В офисе было четыре комнаты. К большой комнате, где мы сидели, с огромными окнами с изящными карнизами, примыкали маленькая кухня, туалет и оранжерея, которая была на самом деле аккуратно застекленной частью балкона. Мне очень нравился этот островок зелени. Я ухаживала за двумя кустами герани. Один из них пустил побеги. Джайлс сказал мне, что я обязательно погублю цветы, если буду выкапывать их каждый день. Мне стоило нечеловеческих усилий заставить себя не трогать цветы в течение последних трех дней.
– Хорошо, если ты считаешь, что это необходимо, – сказал Джайлс и сжал губы, пронзив меня взглядом, полным раздражения.
– Считаю. Я действительно так считаю. – Пирс положил телефонную трубку. – Я ухожу повидать крестного. Поговорю с ним о взносе… Ленч у Симпсона. Нельзя спускать старого проходимца с крючка. Какие жертвы я приношу, чтобы сохранить британский высший класс!
Джайлс откинулся в кресле. Легкая тень презрения мелькнула в его глазах. Мы хорошо знали, что Пирс будет наслаждаться обедом за счет старика, а потом, выпив огромное количество шампанского, красного бургундского и бренди, пойдет домой и завалится спать.
Десять лет назад Джайлс и Пирс учились вместе в Оксфорде. Но потом до Пирса дошло, что организация, которая сочетает визиты в интересные загородные особняки и обеды с богатыми филантропами в Лондоне, может приносить неплохой доход. Он немедленно призвал Джайлса. Джайлс изучал историю, а затем работал в музеях Парижа и Рима. Пирс говорил мне, что Джайлс самый лучший. Он обладал огромными знаниями в области старинной архитектуры и был, несомненно, ценным партнером для Пирса. Никто лучше Джайлса не мог определить, кто действительно достоин получать пожертвования.
«Все это вопрос организации. Люди любят работу, которую делают с удовольствием, – объяснял мне Пирс в первый день нашего знакомства, на закрытом просмотре в картинной галерее, где я тогда работала. – Мне нравится заводить знакомства, заключать сделки; моя мама обожает устраивать вечеринки, а Джайлс любит рассматривать старые вещи».
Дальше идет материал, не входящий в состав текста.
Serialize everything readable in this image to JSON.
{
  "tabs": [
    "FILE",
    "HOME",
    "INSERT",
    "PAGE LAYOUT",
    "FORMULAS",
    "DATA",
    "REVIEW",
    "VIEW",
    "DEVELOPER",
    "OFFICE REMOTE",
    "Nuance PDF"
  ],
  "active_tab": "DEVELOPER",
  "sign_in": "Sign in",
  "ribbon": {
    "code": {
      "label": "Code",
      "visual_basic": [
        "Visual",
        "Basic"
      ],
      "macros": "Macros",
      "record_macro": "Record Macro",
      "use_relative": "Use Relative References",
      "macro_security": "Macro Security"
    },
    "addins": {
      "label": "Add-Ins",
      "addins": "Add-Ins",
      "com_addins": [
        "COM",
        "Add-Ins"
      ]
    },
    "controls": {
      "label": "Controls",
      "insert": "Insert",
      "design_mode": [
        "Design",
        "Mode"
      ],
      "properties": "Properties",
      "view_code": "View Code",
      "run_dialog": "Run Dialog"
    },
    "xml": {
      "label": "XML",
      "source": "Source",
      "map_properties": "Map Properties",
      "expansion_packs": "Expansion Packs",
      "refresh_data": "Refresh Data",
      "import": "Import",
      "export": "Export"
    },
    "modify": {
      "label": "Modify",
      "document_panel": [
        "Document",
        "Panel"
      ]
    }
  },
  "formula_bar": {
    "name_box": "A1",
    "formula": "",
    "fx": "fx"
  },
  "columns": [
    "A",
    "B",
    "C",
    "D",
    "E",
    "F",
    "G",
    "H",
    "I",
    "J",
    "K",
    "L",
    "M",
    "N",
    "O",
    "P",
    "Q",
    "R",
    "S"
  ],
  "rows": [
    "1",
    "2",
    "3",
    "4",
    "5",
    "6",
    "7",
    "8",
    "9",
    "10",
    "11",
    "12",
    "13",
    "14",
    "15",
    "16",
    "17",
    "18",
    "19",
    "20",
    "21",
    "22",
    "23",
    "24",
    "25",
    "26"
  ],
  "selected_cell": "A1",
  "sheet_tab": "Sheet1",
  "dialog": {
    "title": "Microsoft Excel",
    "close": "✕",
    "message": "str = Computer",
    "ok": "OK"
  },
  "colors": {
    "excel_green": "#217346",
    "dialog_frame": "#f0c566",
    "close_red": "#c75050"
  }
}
Я напомнила ему этот разговор неделей позже, когда он позвонил и предложил мне работу секретаря: «Никто не сможет сказать, что я получаю удовольствие от своей работы. Я не умею печатать и не знаю стенографии. Кроме того, я ужасно неаккуратна и неорганизованна. Нынешняя работа досталась мне только потому, что владелец галереи – приятель моей тетушки».
Пирс засмеялся и сказал, что я была обезоруживающе откровенна и это делает меня подходящим работником. Совершенно по-другому отреагировал Каспар Фиппс – владелец галереи, где я работала. Когда я сообщила ему о своем переходе к Пирсу, он закричал, что я скорее обуза, чем администратор, и что мне не следует оставаться у него ни минуты, ему дешевле нанять кого-либо с улицы, чтобы навести порядок в том хаосе, который остается после меня. Я спустилась в подвал забрать плащ и сумку, а также попрощаться с замечательным толстым котом, жившим внизу. Я очень привязалась к нему за шесть месяцев работы в галерее. Каспар вошел следом и застал меня в слезах, сидящей на стуле с котом на коленях. Каспар стал извиняться, говорить, что не хотел меня обидеть, а затем неожиданно попытался меня поцеловать. Странно, как мужчины могут думать о чем-то еще в кризисных ситуациях?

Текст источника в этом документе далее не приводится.